You admire a 500-pound watermelon. You coo over a blue-ribboned pig on a leash. You think fried butter on a stick is a good idea.
But sometimes the fair can take you by surprise.
That's what happened to me last Thursday when I was a featured author in The Alphabet Forest at the Minnesota State Fair. Created by Minneapolis author Debra Frasier (A Fabulous Fair Alphabet) and the Children's Literature Network, the park offers literacy games and activities each day from 9 am until 6 pm through the fair's run.
I know you're thinking, You've got to be kidding. In the middle of every possible mind-blowing, high-intensity, sugar-frenzied fair distraction, no self-respecting child could be dragged into reading and writing experiences.
You'd be wrong. They come in droves.


Even toddlers wanted to be at the table. A three-year-old girl listened closely and scribbled with a crayon. Her finished pieces might have looked ambiguous to anyone else, but they were clear to her as she announced, "Daddy, Mama, me!"
It gets better.
You know how people insist that children need to be entertained in order to learn? Or that children require every possible technological whirlygig?
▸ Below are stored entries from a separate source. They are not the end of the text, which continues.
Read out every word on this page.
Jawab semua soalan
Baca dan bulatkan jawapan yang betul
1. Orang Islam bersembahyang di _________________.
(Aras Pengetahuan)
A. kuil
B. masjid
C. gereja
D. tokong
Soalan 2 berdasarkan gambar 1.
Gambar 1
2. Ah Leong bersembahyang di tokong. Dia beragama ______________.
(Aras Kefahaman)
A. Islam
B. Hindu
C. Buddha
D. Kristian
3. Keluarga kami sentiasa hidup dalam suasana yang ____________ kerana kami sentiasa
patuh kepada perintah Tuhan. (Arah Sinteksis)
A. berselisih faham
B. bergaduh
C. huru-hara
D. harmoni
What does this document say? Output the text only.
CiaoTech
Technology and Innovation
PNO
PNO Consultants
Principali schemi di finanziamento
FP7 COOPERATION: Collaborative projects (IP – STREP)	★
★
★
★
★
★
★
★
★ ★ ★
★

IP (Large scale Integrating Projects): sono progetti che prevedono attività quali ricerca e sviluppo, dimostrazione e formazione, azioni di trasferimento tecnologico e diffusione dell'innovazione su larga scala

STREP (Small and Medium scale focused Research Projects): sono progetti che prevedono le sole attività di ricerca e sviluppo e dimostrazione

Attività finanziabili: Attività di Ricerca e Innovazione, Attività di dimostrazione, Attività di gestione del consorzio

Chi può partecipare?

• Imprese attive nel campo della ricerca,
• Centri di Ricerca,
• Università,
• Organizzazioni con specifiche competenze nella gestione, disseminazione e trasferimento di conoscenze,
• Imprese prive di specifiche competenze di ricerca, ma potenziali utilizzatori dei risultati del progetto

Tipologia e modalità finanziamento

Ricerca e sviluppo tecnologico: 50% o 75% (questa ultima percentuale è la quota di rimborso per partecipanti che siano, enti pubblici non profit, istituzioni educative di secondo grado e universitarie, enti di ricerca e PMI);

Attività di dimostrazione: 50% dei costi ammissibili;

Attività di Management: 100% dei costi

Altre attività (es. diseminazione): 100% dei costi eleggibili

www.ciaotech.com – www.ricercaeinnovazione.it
We did all of this with paper and markers and glue sticks. There wasn't a battery or power cord or digital screen in sight. Every bit of information came from their own imaginations, their own experiences, their own family stories about wonderful things that happened on that special birth night.
No one googled anything.
As grand and glorious as a fair can be, it's nothing compared to a child's blue-ribboned life.